Here is an interesting clash of morals. In Singapore, welfare recipients 9along with criminals and those flagged by relatives) are forbidden to go to the Casino:
Meanwhile, money-sucking bloated American states gladly separate the poor from their money with such gimmicks as Keno in Massachusetts (so broke people don’t even have to drive to a casino to lose all their money) and the state lottery systems. But hey, it “goes back to the cities and towns” right?

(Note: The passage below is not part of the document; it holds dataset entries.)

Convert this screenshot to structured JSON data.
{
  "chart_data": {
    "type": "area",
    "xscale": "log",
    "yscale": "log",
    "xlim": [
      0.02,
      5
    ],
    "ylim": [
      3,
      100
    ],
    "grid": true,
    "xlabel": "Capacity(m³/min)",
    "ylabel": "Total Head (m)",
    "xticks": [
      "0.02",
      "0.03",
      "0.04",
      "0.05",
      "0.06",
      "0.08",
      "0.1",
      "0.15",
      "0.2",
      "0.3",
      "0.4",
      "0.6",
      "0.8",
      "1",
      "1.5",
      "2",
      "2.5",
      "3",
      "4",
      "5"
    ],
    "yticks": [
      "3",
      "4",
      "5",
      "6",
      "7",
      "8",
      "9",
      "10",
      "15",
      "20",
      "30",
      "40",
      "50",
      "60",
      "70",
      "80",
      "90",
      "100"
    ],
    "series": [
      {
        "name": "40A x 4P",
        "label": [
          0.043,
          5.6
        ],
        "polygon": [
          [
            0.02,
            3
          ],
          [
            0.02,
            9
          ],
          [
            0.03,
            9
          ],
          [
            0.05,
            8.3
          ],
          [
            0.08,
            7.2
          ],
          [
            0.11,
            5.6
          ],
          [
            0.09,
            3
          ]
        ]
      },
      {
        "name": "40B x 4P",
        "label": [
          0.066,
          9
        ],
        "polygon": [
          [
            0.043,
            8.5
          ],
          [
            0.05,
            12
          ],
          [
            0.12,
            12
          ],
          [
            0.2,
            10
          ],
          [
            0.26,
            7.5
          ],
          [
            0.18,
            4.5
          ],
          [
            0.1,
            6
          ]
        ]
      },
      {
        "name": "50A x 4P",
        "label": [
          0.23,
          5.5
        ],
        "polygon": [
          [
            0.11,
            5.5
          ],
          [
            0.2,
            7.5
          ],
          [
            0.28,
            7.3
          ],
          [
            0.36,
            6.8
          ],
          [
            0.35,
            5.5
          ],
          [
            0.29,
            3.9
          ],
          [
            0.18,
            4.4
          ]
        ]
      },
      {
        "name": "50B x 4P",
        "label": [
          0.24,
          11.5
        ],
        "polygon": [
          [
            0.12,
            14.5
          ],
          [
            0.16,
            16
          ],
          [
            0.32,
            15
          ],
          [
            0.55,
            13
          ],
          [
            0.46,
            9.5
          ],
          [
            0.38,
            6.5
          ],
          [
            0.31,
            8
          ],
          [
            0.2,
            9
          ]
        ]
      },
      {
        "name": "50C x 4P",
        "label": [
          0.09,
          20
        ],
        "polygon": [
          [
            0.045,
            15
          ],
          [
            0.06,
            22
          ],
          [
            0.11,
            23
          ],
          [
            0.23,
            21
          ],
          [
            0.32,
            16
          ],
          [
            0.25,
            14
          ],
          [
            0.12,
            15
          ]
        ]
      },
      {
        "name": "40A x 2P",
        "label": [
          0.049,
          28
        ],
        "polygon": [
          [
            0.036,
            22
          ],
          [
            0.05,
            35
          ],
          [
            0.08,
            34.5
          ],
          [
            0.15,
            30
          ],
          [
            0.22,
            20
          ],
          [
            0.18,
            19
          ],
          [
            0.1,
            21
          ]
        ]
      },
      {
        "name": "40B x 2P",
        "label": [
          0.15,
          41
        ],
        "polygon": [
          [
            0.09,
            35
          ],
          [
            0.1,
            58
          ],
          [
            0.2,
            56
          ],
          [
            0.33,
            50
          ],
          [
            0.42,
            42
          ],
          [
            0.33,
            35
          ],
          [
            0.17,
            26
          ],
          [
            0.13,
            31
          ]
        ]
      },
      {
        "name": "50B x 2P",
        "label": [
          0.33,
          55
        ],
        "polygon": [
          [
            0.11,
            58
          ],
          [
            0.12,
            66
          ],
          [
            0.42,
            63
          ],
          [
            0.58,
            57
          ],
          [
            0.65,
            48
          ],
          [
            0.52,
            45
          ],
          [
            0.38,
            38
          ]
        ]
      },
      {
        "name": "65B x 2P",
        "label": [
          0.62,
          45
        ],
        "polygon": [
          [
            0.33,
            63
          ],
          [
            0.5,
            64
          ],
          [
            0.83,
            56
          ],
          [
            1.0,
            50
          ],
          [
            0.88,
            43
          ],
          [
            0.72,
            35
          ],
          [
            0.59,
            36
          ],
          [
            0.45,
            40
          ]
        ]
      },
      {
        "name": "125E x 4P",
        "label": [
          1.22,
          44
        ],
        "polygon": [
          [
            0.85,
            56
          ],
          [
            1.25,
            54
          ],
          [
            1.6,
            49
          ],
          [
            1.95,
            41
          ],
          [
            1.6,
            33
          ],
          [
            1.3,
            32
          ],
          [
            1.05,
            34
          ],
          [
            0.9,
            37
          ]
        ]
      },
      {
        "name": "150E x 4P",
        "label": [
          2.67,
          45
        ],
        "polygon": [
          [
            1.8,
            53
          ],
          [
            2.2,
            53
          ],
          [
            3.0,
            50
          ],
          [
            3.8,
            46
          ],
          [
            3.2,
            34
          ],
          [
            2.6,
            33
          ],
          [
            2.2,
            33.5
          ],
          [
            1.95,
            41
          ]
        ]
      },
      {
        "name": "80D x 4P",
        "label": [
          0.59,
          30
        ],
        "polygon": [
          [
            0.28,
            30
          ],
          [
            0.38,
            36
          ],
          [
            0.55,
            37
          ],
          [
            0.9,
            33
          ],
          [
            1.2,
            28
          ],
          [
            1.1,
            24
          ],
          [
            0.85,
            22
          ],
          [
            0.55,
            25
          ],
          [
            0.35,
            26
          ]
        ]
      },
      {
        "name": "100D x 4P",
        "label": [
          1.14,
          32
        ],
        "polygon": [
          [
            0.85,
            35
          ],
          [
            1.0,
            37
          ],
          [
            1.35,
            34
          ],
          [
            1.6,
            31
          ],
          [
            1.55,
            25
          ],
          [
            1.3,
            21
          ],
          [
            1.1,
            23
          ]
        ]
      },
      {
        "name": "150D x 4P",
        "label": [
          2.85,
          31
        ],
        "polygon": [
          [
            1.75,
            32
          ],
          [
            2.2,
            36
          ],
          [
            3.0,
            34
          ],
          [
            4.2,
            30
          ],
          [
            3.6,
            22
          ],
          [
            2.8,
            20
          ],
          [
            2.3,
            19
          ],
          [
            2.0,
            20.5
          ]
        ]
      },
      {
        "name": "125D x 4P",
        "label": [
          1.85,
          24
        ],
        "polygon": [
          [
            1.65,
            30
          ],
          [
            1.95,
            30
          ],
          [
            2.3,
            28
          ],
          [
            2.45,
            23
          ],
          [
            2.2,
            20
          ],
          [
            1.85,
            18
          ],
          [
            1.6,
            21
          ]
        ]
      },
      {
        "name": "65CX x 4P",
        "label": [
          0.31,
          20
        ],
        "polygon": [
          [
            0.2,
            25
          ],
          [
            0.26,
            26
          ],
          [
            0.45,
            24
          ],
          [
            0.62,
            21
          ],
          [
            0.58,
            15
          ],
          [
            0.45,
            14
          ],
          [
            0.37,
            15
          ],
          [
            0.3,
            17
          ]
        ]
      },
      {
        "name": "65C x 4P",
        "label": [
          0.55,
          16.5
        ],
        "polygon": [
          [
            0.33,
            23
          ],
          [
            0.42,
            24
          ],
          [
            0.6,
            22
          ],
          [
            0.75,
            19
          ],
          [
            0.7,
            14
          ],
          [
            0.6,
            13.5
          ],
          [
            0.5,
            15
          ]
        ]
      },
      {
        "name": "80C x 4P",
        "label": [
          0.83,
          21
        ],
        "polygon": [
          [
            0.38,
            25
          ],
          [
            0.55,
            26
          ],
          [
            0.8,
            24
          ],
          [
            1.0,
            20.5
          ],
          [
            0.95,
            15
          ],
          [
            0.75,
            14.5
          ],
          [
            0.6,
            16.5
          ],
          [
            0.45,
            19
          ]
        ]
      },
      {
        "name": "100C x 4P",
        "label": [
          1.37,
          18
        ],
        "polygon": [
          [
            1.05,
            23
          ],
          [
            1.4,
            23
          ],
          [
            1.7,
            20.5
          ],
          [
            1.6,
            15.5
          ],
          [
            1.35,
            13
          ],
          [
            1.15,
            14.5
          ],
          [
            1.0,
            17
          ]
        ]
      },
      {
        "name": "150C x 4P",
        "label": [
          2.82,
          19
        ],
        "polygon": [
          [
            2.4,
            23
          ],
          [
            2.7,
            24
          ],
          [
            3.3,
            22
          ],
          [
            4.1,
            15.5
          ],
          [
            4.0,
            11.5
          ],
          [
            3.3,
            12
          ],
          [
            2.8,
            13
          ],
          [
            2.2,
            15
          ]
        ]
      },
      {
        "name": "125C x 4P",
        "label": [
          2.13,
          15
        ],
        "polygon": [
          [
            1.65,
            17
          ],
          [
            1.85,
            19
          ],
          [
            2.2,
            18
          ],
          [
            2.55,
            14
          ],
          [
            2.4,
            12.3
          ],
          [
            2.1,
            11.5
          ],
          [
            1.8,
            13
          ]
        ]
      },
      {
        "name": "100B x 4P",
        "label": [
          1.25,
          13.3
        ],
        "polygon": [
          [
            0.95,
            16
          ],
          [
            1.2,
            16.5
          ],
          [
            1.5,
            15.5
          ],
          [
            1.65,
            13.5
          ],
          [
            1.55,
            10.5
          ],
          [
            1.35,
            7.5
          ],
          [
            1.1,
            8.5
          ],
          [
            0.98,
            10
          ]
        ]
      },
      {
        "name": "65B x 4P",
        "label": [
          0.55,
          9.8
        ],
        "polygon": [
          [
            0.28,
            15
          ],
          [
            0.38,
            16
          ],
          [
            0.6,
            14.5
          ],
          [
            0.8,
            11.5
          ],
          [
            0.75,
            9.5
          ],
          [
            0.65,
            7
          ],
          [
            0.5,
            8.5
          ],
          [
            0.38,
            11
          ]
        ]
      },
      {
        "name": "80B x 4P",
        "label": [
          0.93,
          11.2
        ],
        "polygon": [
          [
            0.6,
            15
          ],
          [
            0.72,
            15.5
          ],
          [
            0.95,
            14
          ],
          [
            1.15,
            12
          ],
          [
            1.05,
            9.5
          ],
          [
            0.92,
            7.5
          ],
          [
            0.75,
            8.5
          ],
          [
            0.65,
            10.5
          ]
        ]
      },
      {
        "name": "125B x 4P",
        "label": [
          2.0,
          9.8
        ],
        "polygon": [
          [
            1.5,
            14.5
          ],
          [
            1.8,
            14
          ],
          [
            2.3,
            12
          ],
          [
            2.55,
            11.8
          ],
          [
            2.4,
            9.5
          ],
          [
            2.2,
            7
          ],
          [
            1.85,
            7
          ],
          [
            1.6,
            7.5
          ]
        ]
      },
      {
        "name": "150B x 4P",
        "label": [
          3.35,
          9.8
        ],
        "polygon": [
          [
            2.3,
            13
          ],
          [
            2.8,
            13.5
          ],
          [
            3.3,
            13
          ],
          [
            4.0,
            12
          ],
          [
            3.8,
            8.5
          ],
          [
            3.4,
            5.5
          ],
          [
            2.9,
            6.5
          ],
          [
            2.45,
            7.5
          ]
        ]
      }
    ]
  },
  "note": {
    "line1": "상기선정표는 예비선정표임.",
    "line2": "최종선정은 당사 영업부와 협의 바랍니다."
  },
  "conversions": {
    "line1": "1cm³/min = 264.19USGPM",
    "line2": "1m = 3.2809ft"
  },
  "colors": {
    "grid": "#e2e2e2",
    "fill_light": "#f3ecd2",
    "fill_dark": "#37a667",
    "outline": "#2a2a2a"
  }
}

Let me state for the record, that I have no problem with casinos or gambling – but when the states facilitate it and prey on poor people in the name of raising revenue, something is wrong. Most private casinos require some money to get there and for minimum bet sizes (and for hotels and food etc) whereas the cost to participate in many state lotteries is only $1, $2, or $5 dollars. Many low income people spend $200/month easily on gambling – whereas $200 per month invested over 30 years at 10% = $452,000. If these people simply invested that money instead of blowing it, and if they understood and internalized that it would be worth almost half a million to them later, they would never gamble. Perhaps this should be hammered home in schools so that fewer people end up broke and needing assistance; and if less money were needed for assistance, we could send that saved money to schools and not need to depend on lotteries to fund city budget shortfalls. Ahh if we only lived in a responsible world…
By the way, Singaporean citizens have to pay $100 (Sing) per day or $2,000/year to go to the casino according to the article – tourists go free (take foreigners money!).